Tuesday, August 28, 2007

A time to exhale

A day in the life of an eighteen year-old can be more stressful than many might assume. Most eighteen year-olds are expected to attend college to persue a career of choice, stay on their best behavior at all times, work a job, and all the while battle peer pressure and what seems to be one of the most awkward years of one's life. One place I have been able to go when all of the pressures of being an eighteen year-old strike has been Marietta Square, located in historic downtown Marietta, Georgia. Since moving to Marietta, Georgia, from Fort Lauderdale, Florida just three months ago, I have not known too many places to just escape to and let go of all anxieties. However, being in such a great, little place where I can find everything that comforts me, really puts me at ease.

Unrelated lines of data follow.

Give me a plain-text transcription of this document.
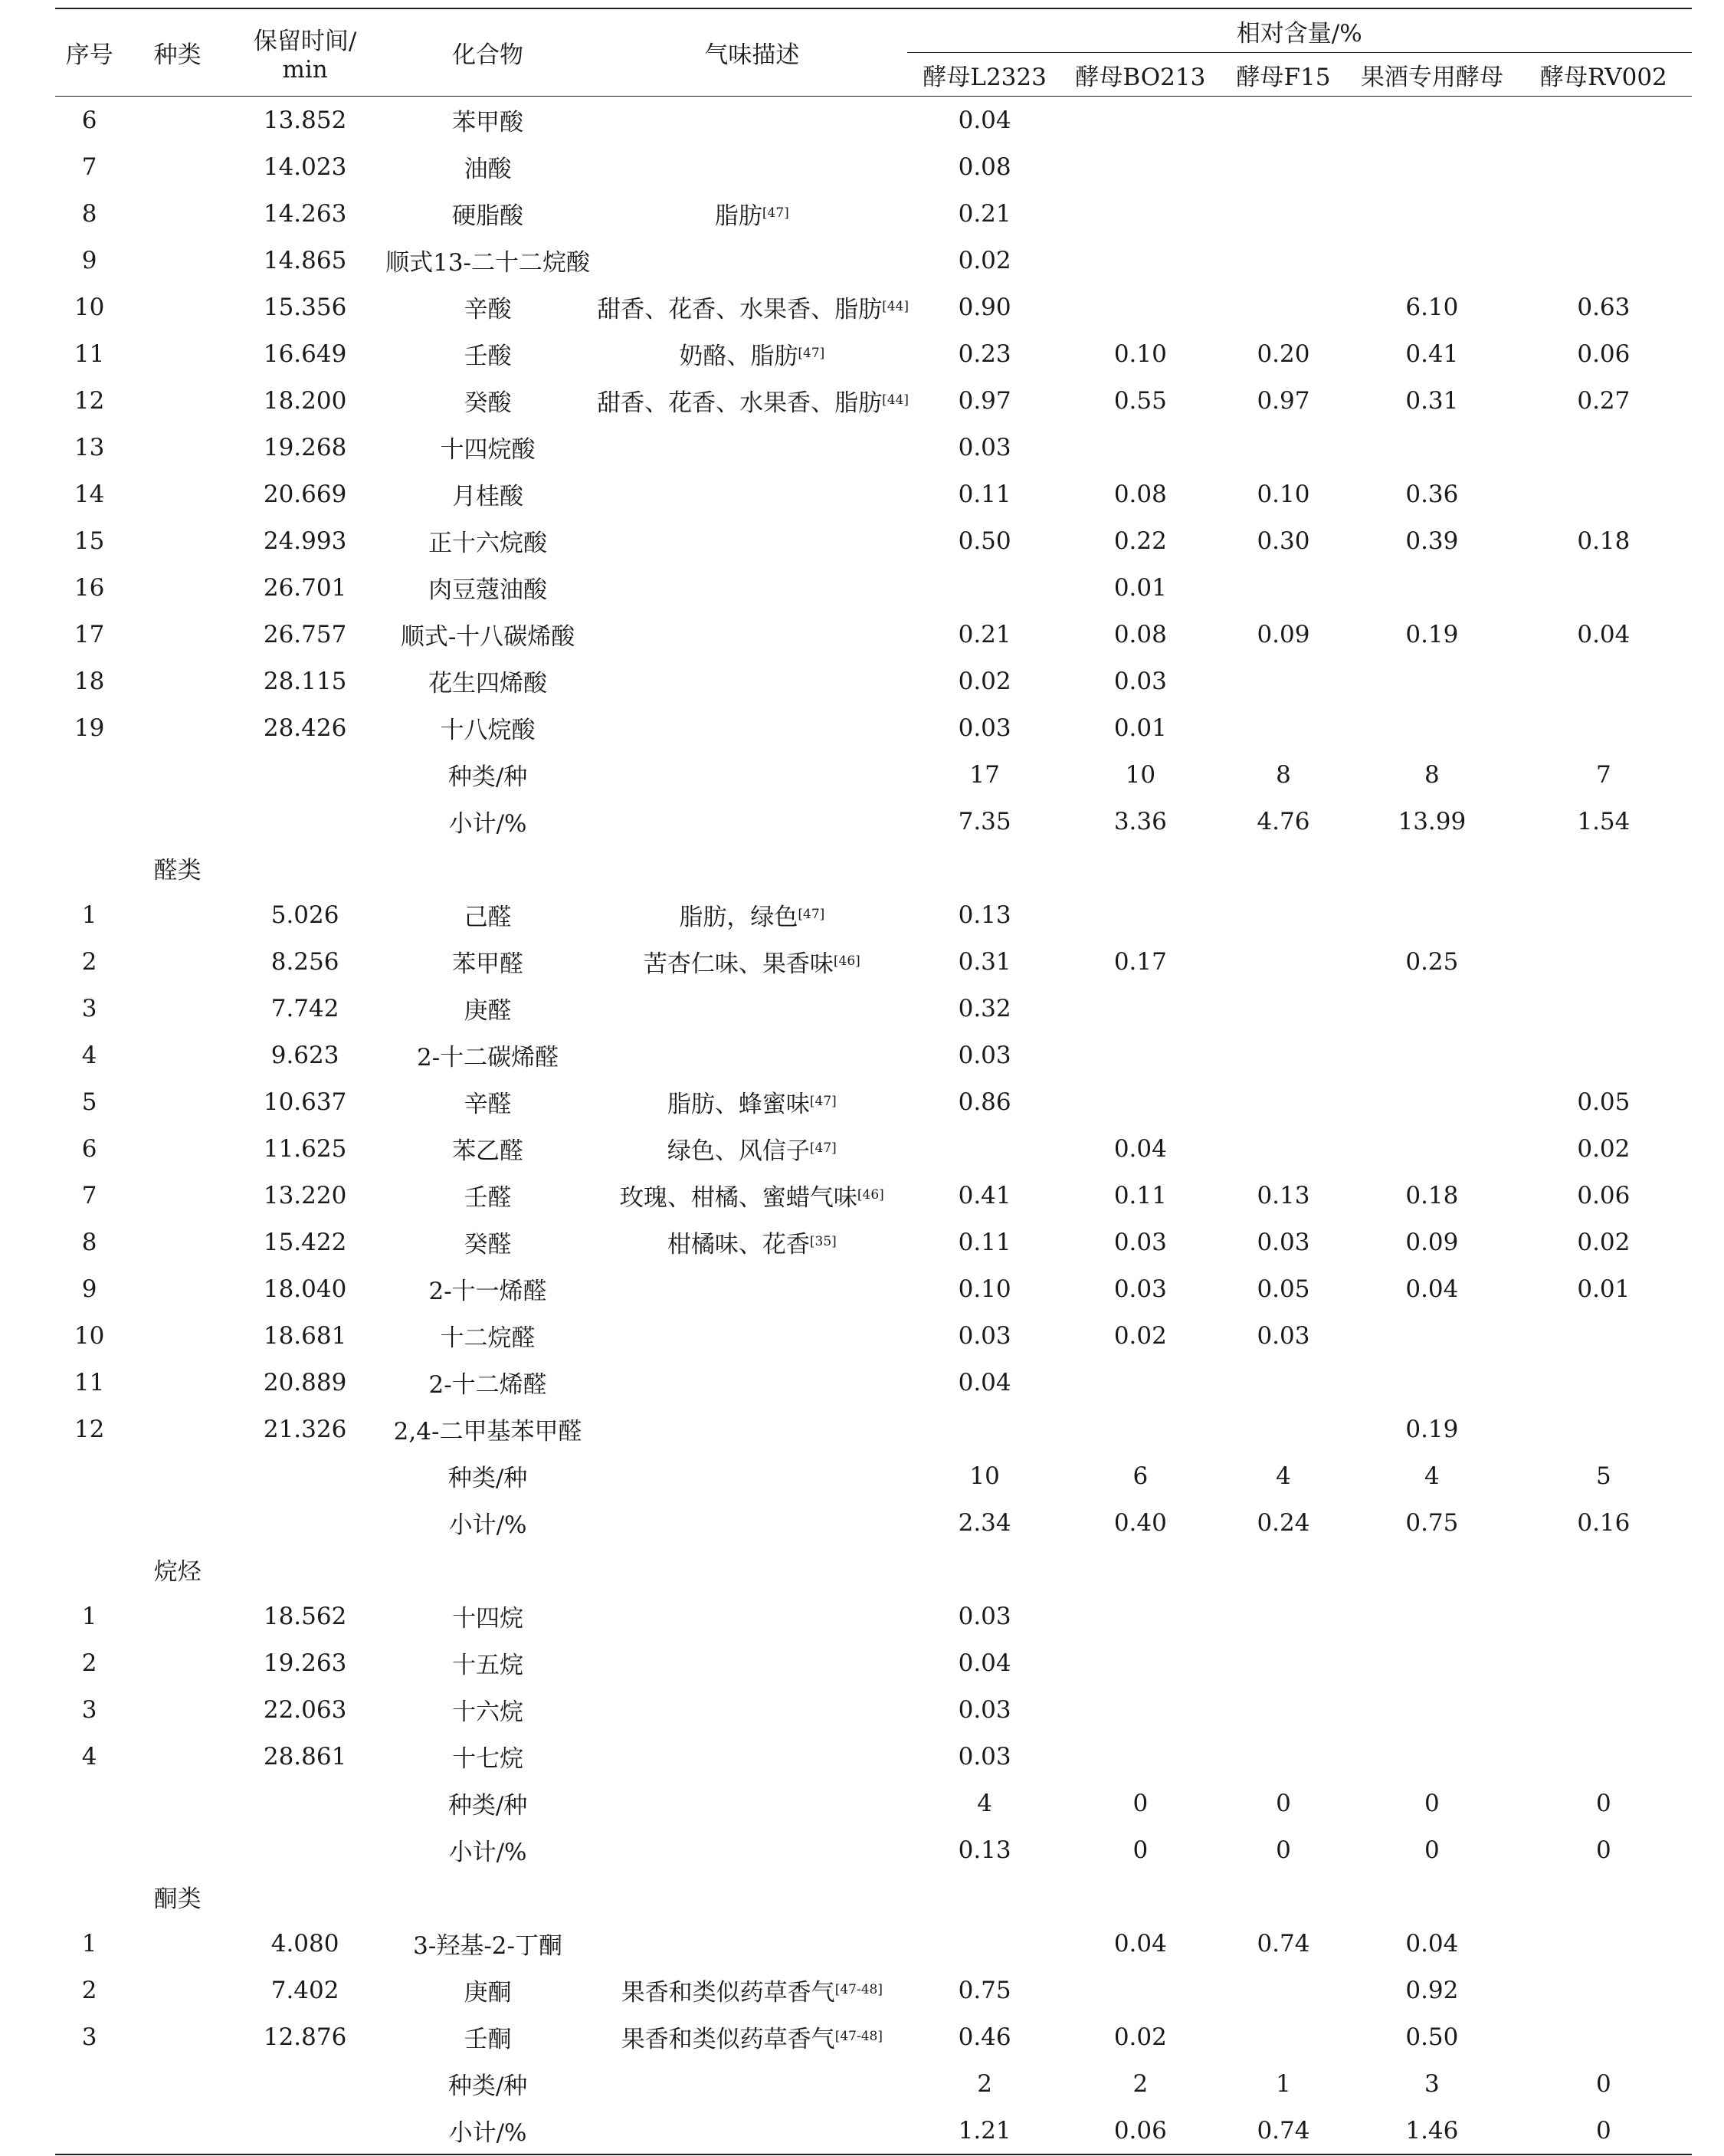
序号	种类	保留时间/
min	化合物	气味描述	相对含量/%				
					酵母L2323	酵母BO213	酵母F15	果酒专用酵母	酵母RV002
6		13.852	苯甲酸		0.04				
7		14.023	油酸		0.08				
8		14.263	硬脂酸	脂肪[47]	0.21				
9		14.865	顺式13-二十二烷酸		0.02				
10		15.356	辛酸	甜香、花香、水果香、脂肪[44]	0.90			6.10	0.63
11		16.649	壬酸	奶酪、脂肪[47]	0.23	0.10	0.20	0.41	0.06
12		18.200	癸酸	甜香、花香、水果香、脂肪[44]	0.97	0.55	0.97	0.31	0.27
13		19.268	十四烷酸		0.03				
14		20.669	月桂酸		0.11	0.08	0.10	0.36	
15		24.993	正十六烷酸		0.50	0.22	0.30	0.39	0.18
16		26.701	肉豆蔻油酸			0.01			
17		26.757	顺式-十八碳烯酸		0.21	0.08	0.09	0.19	0.04
18		28.115	花生四烯酸		0.02	0.03			
19		28.426	十八烷酸		0.03	0.01			
			种类/种		17	10	8	8	7
			小计/%		7.35	3.36	4.76	13.99	1.54
	醛类								
1		5.026	己醛	脂肪，绿色[47]	0.13				
2		8.256	苯甲醛	苦杏仁味、果香味[46]	0.31	0.17		0.25	
3		7.742	庚醛		0.32				
4		9.623	2-十二碳烯醛		0.03				
5		10.637	辛醛	脂肪、蜂蜜味[47]	0.86				0.05
6		11.625	苯乙醛	绿色、风信子[47]		0.04			0.02
7		13.220	壬醛	玫瑰、柑橘、蜜蜡气味[46]	0.41	0.11	0.13	0.18	0.06
8		15.422	癸醛	柑橘味、花香[35]	0.11	0.03	0.03	0.09	0.02
9		18.040	2-十一烯醛		0.10	0.03	0.05	0.04	0.01
10		18.681	十二烷醛		0.03	0.02	0.03		
11		20.889	2-十二烯醛		0.04				
12		21.326	2,4-二甲基苯甲醛					0.19	
			种类/种		10	6	4	4	5
			小计/%		2.34	0.40	0.24	0.75	0.16
	烷烃								
1		18.562	十四烷		0.03				
2		19.263	十五烷		0.04				
3		22.063	十六烷		0.03				
4		28.861	十七烷		0.03				
			种类/种		4	0	0	0	0
			小计/%		0.13	0	0	0	0
	酮类								
1		4.080	3-羟基-2-丁酮			0.04	0.74	0.04	
2		7.402	庚酮	果香和类似药草香气[47-48]	0.75			0.92	
3		12.876	壬酮	果香和类似药草香气[47-48]	0.46	0.02		0.50	
			种类/种		2	2	1	3	0
			小计/%		1.21	0.06	0.74	1.46	0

First moving to Marietta, Georgia, I found myself in a patch of dark depression. Here
I was, I had left the place where I was born and raised, the only place I had ever really known, to a place where I knew none of my surroundings, or people. My first year of college was approaching, so I was obviously wondering what it might be like. I soon then began to over analyze every situation and locked myself away from the world around me. The frustrations of no longer having any friends by my side, or how to get around really had an affect on me. However, there was one place I had gone with my mother a few times and had began to go on my own that really allowed me to exhale. It was Marietta Square. There I felt like a completely different person, and that I could be anyone I chose to be. Nobody knew me, and no one could judge me. I was my own person on an adventure to explore my surroundings, and all problems I had known were left behind. Here it was, the start of a new life, and I knew I wanted to make it a great one. So I set off to recreate myself after shutting myself down for some time.

2 comments:

cooper j said...

In paragraph two, line six. You say "I soon then began..." The way it is phrased makes it sound like too much. You could try I soon began or I soon found myself.

katkins7 said...

You already introdiced Marietta Square as being the place where you go to relieve stress and pressures and you also introduce it in the 2nd paragraph. I don't think you need both, So maybe in the second paragraph you could say "However, Marietta Square was the one place I could go..." I like your paper so far. I feel like I can relate to you but I think you might want to come up with more of an attention grabber in the beginning.Like, your first sentence.